いきなりお母さん呼びも慣れにくいだろうしな。
それに俺だって普段は呼び捨てだが、昨日とかの正式な場ではさん付、会社では苗字で呼ぶ事だってある。
要はケースバイケースだ」
「それもそっか」
俺は納得し、お湯が沸いたのでコーヒーを淹れる。
まあ、息子も欲しかったと昨日言ってたので、いつかは母さんと呼んでみよう。
きっと、喜ぶだろうから。
「はい、コーヒー」
「サンキュー」
父さんがコーヒーを口につけた辺りで、
「こんにちはー」
「こんにちは!」
と、玄関から香澄さんと香恋ちゃんの声が聞こえてきた。
時計を見ると正午ピッタリだったので、時間調整して来たのだろう。
なお、鍵については父さんが昨日香澄さんと香恋ちゃんに渡していた。
流石、仕事が早い。
「「こんにちは」」
香澄さんと香恋ちゃんがリビングに来たタイミングで俺と父さんが声をかける。
香澄さんは料理が入っているだろうバッグを手に持ち、香恋ちゃんは見慣れない形の鞄? を手に持っていた。

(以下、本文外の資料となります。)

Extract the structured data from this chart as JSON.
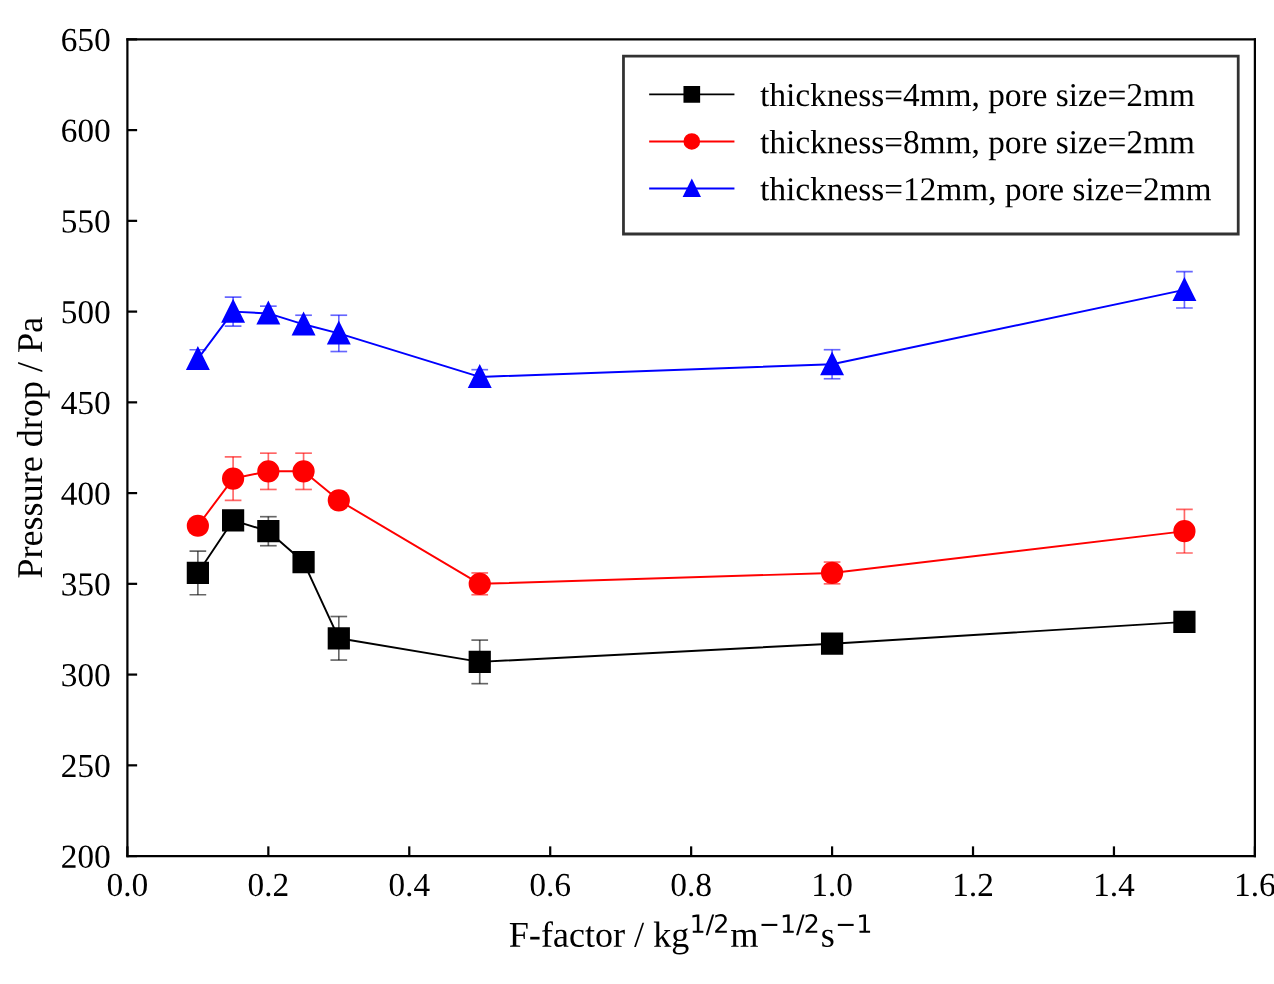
{
  "chart_data": {
    "type": "line",
    "xlabel": "F-factor / kg$^{1/2}$m$^{−1/2}$s$^{−1}$",
    "ylabel": "Pressure drop / Pa",
    "x": [
      0.1,
      0.15,
      0.2,
      0.25,
      0.3,
      0.5,
      1.0,
      1.5
    ],
    "series": [
      {
        "name": "thickness=4mm, pore size=2mm",
        "color": "#000000",
        "marker": "square",
        "values": [
          356,
          385,
          379,
          362,
          320,
          307,
          317,
          329
        ],
        "errors": [
          12,
          5,
          8,
          4,
          12,
          12,
          4,
          5
        ]
      },
      {
        "name": "thickness=8mm, pore size=2mm",
        "color": "#ff0000",
        "marker": "circle",
        "values": [
          382,
          408,
          412,
          412,
          396,
          350,
          356,
          379
        ],
        "errors": [
          4,
          12,
          10,
          10,
          4,
          6,
          6,
          12
        ]
      },
      {
        "name": "thickness=12mm, pore size=2mm",
        "color": "#0000ff",
        "marker": "triangle",
        "values": [
          474,
          500,
          499,
          493,
          488,
          464,
          471,
          512
        ],
        "errors": [
          5,
          8,
          4,
          5,
          10,
          4,
          8,
          10
        ]
      }
    ],
    "xlim": [
      0.0,
      1.6
    ],
    "xticks": [
      {
        "value": 0,
        "label": "0.0"
      },
      0.2,
      0.4,
      0.6,
      0.8,
      {
        "value": 1,
        "label": "1.0"
      },
      1.2,
      1.4,
      1.6
    ],
    "ylim": [
      200,
      650
    ],
    "yticks": [
      200,
      250,
      300,
      350,
      400,
      450,
      500,
      550,
      600,
      650
    ],
    "grid": false,
    "legend": "top right",
    "line_style": "solid"
  }
}
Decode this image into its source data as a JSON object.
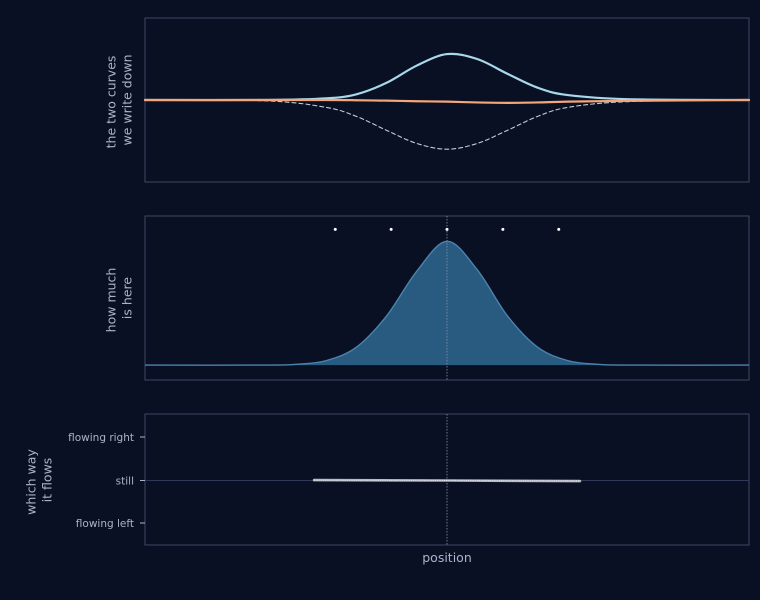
{
  "colors": {
    "background": "#0a1024",
    "frame": "#3a4866",
    "label": "#a9b4c8",
    "curve_a": "#a8d8ea",
    "curve_b": "#f4a67a",
    "dashed": "#c4c9d4",
    "density_fill": "#2b5f86",
    "density_line": "#4a84ad",
    "markers": "#ffffff",
    "flow_line": "#cfd3da"
  },
  "chart_data": [
    {
      "type": "line",
      "ylabel": "the two curves\nwe write down",
      "xlim": [
        -1.0,
        1.0
      ],
      "ylim": [
        -1.0,
        1.0
      ],
      "series": [
        {
          "style": "solid",
          "color": "curve_a",
          "x": [
            -1.0,
            -0.6,
            -0.4,
            -0.3,
            -0.2,
            -0.1,
            0.0,
            0.1,
            0.2,
            0.3,
            0.4,
            0.6,
            1.0
          ],
          "y": [
            0.0,
            0.0,
            0.02,
            0.07,
            0.21,
            0.42,
            0.56,
            0.5,
            0.32,
            0.15,
            0.06,
            0.01,
            0.0
          ]
        },
        {
          "style": "solid",
          "color": "curve_b",
          "x": [
            -1.0,
            -0.4,
            -0.3,
            -0.2,
            -0.1,
            0.0,
            0.1,
            0.2,
            0.3,
            0.4,
            0.6,
            1.0
          ],
          "y": [
            0.0,
            0.0,
            -0.003,
            -0.008,
            -0.015,
            -0.02,
            -0.03,
            -0.035,
            -0.03,
            -0.02,
            -0.01,
            0.0
          ]
        },
        {
          "style": "dashed",
          "color": "dashed",
          "x": [
            -1.0,
            -0.6,
            -0.4,
            -0.3,
            -0.2,
            -0.1,
            0.0,
            0.1,
            0.2,
            0.3,
            0.4,
            0.6,
            1.0
          ],
          "y": [
            0.0,
            -0.01,
            -0.09,
            -0.2,
            -0.37,
            -0.53,
            -0.6,
            -0.53,
            -0.37,
            -0.2,
            -0.09,
            -0.02,
            0.0
          ]
        }
      ]
    },
    {
      "type": "area",
      "ylabel": "how much\nis here",
      "xlim": [
        -1.0,
        1.0
      ],
      "ylim": [
        -0.1,
        1.0
      ],
      "marker_x": 0.0,
      "density": {
        "x": [
          -1.0,
          -0.6,
          -0.5,
          -0.4,
          -0.3,
          -0.2,
          -0.1,
          0.0,
          0.1,
          0.2,
          0.3,
          0.4,
          0.5,
          0.6,
          1.0
        ],
        "y": [
          0.0,
          0.0,
          0.005,
          0.03,
          0.12,
          0.33,
          0.63,
          0.83,
          0.64,
          0.33,
          0.12,
          0.03,
          0.005,
          0.0,
          0.0
        ]
      },
      "dots": {
        "x": [
          -0.37,
          -0.185,
          0.0,
          0.185,
          0.37
        ],
        "y": 0.91
      }
    },
    {
      "type": "line",
      "ylabel": "which way\nit flows",
      "xlabel": "position",
      "xlim": [
        -1.0,
        1.0
      ],
      "ylim": [
        -1.0,
        1.0
      ],
      "yticks": {
        "values": [
          1.0,
          0.0,
          -1.0
        ],
        "labels": [
          "flowing right",
          "still",
          "flowing left"
        ]
      },
      "marker_x": 0.0,
      "flow": {
        "x": [
          -0.44,
          0.0,
          0.44
        ],
        "y": [
          0.01,
          0.0,
          -0.015
        ]
      }
    }
  ]
}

なお、2人は夏らしくお揃いのワンピースを着て来ており、可愛いらしい容姿にマッチしていた。
「それじゃあ、お昼の準備しますね」
香澄さんは何度も我が家に来ているので、スムーズにお昼の準備をしていく。
父さんは自然と香澄さんの手伝いを始め、
俺はと言うと、
「とりあえず、座ろうか」
と、初めての訪問で忙しなく部屋を眺めていた香恋ちゃんに椅子を引いてあげる。
「う、うん。ありがとう、お兄ちゃん」
「どう致しまして」
香恋ちゃんの感謝の言葉に自然と顔が綻ぶ。
そして、俺は香澄ちゃんの対面に座り、
借りてきた猫よろしく部屋を眺めている香恋ちゃんを、
昼食が運ばれてくるまでずっと目で愛でていた。